The company has leveraged technology used in the offshore oil industry and relies on copper alloy mesh that keeps predators out, holds up well to constant movement of the ocean, and is easy to recycle. And, when compared to near-shore systems, Gace added, the guarantee that fresh, “high-dissolved oxygen water” will wash through every few minutes helps keep the fish healthier while efficiently dispersing effluent.

Froehlich said this type of system, while still relatively rare in aquaculture, is starting to appeal to investors and governments around the world. She shared a map pinpointing the 23 countries around the globe that are looking to the open ocean as a place to raise more fish.

“It’s kind of amazing because only 56 countries are actively producing marine aquaculture in any capacity, so that’s almost half,” she said.

Gace echoed this momentum when he told the audience that 40 of the 50 InnovaSea employees “are involved in pure R & D.”

Greenberg, who has spent the last several years researching fishing and aquaculture for his books and for newspaper and magazine articles, said he has also been heartened by some of the promises of open-ocean aquaculture. But he pointed to the gaps in solid data about its benefits.

“Whenever I tell people about it, I have a hard time finding hard science to support the benefits,” he told the other panelists.

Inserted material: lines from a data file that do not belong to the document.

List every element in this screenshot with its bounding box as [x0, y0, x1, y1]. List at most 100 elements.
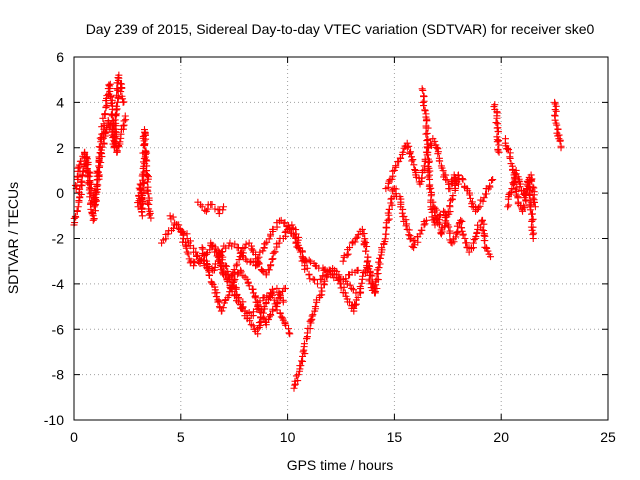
- plus-marker: [269, 305, 277, 313]
- plus-marker: [245, 282, 253, 290]
- plus-marker: [144, 190, 152, 198]
- plus-marker: [119, 95, 127, 103]
- plus-marker: [275, 239, 283, 247]
- plus-marker: [429, 198, 437, 206]
- plus-marker: [86, 193, 94, 201]
- plus-marker: [213, 252, 221, 260]
- plus-marker: [100, 120, 108, 128]
- plus-marker: [390, 166, 398, 174]
- plus-marker: [352, 235, 360, 242]
- x-tick-label: 10: [280, 429, 296, 445]
- plus-marker: [506, 189, 514, 197]
- plus-marker: [451, 177, 459, 185]
- plus-marker: [118, 84, 126, 92]
- plus-marker: [314, 280, 322, 288]
- y-tick-label: -8: [52, 367, 65, 383]
- plus-marker: [261, 240, 269, 248]
- plus-marker: [350, 305, 358, 313]
- plus-marker: [281, 219, 289, 227]
- plus-marker: [301, 350, 309, 358]
- x-tick-label: 25: [600, 429, 616, 445]
- plus-marker: [458, 175, 466, 183]
- plus-marker: [402, 216, 410, 224]
- plus-marker: [495, 148, 503, 156]
- plus-marker: [205, 271, 213, 279]
- plus-marker: [201, 206, 209, 214]
- plus-marker: [95, 172, 103, 180]
- plus-marker: [95, 153, 103, 161]
- plus-marker: [335, 275, 343, 283]
- plus-marker: [490, 103, 498, 111]
- plus-marker: [553, 121, 561, 129]
- series-prn-f: [194, 198, 228, 218]
- plus-marker: [99, 114, 107, 122]
- plus-marker: [190, 262, 198, 270]
- plus-marker: [551, 116, 559, 124]
- plus-marker: [453, 229, 461, 237]
- plus-marker: [231, 276, 239, 284]
- plus-marker: [200, 251, 208, 259]
- plus-marker: [418, 85, 426, 93]
- plus-marker: [106, 80, 114, 88]
- plus-marker: [556, 137, 564, 145]
- x-tick-label: 5: [177, 429, 185, 445]
- plus-marker: [449, 192, 457, 200]
- plus-marker: [308, 312, 316, 320]
- plus-marker: [75, 161, 83, 169]
- plus-marker: [309, 311, 317, 319]
- plus-marker: [327, 271, 335, 279]
- series-prn-g: [207, 221, 360, 297]
- plus-marker: [255, 260, 263, 268]
- plus-marker: [528, 216, 536, 224]
- plus-marker: [340, 283, 348, 291]
- plus-marker: [493, 124, 501, 132]
- plus-marker: [102, 103, 110, 111]
- plus-marker: [493, 138, 501, 146]
- plus-marker: [294, 371, 302, 379]
- plus-marker: [373, 285, 381, 293]
- plus-marker: [356, 283, 364, 291]
- plus-marker: [476, 202, 484, 210]
- plus-marker: [300, 340, 308, 348]
- plus-marker: [296, 248, 304, 256]
- plus-marker: [489, 176, 497, 184]
- plus-marker: [231, 240, 239, 248]
- plus-marker: [208, 200, 216, 208]
- series-prn-r: [551, 98, 565, 152]
- plus-marker: [273, 284, 281, 292]
- series-prn-n: [429, 171, 497, 238]
- plus-marker: [73, 207, 81, 215]
- plus-marker: [111, 139, 119, 147]
- plus-marker: [438, 164, 446, 172]
- tick-labels: 0 5 10 15 20 25 -10 -8 -6 -4 -2 0 2 4 6: [44, 49, 616, 445]
- plus-marker: [281, 318, 289, 326]
- plus-marker: [254, 301, 262, 309]
- plus-marker: [237, 266, 245, 274]
- plus-marker: [524, 179, 532, 187]
- plus-marker: [374, 276, 382, 284]
- plus-marker: [233, 270, 241, 278]
- plus-marker: [399, 148, 407, 156]
- x-tick-label: 0: [70, 429, 78, 445]
- y-tick-label: 6: [56, 49, 64, 65]
- plus-marker: [371, 289, 379, 297]
- series-prn-h: [198, 244, 289, 329]
- plus-marker: [554, 125, 562, 133]
- plus-marker: [218, 307, 226, 315]
- plus-marker: [195, 255, 203, 263]
- plus-marker: [492, 119, 500, 127]
- plus-marker: [147, 214, 155, 222]
- plus-marker: [251, 293, 259, 301]
- plus-marker: [441, 219, 449, 227]
- plus-marker: [305, 271, 313, 279]
- plus-marker: [368, 272, 376, 280]
- y-tick-label: 4: [56, 94, 64, 110]
- plus-marker: [292, 372, 300, 380]
- plus-marker: [358, 279, 366, 287]
- plus-marker: [319, 272, 327, 280]
- plus-marker: [454, 171, 462, 179]
- y-tick-label: 2: [56, 140, 64, 156]
- plus-marker: [228, 287, 236, 295]
- series-prn-k: [339, 185, 430, 297]
- plus-marker: [303, 334, 311, 342]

Froehlich said bridging that research gap is precisely the role that the SNAPP collaboration can play. In collaboration with other scientists and academics, they have already looked into general perceptions about aquaculture and found that while overall perception has improved over time, there were still major misperceptions about offshore fish farms, although that too seemed poised to change over time.

SNAPP researchers also have a paper forthcoming in Frontiers in Marine Science that will provide a meta-analysis of the scientific literature around offshore aquaculture. Froehlich describes the piece as “highlighting the gaps, how we can address them, and the seeming sustainability potential of what we do know.”

Since governance is another major factor shaping the open-ocean aquaculture industry, there’s also a project in the works with researchers at University of California Los Angeles assessing existing policy around the globe to determine where it might make sense to scale up the practice sustainably. Finally, a third project will look at the way climate change may impact the global production potential of offshore aquaculture.

If all this sounds like it’s oriented around an industry of the future, it’s no coincidence. While Gace acknowledged that the pods his company offers may seem like a concept whose time has yet to come, he stressed that open-ocean aquaculture is already providing food for a growing number of consumers.

“It’s not Jules Verne; we’re doing it now,” he said. “We just have to spread the word.”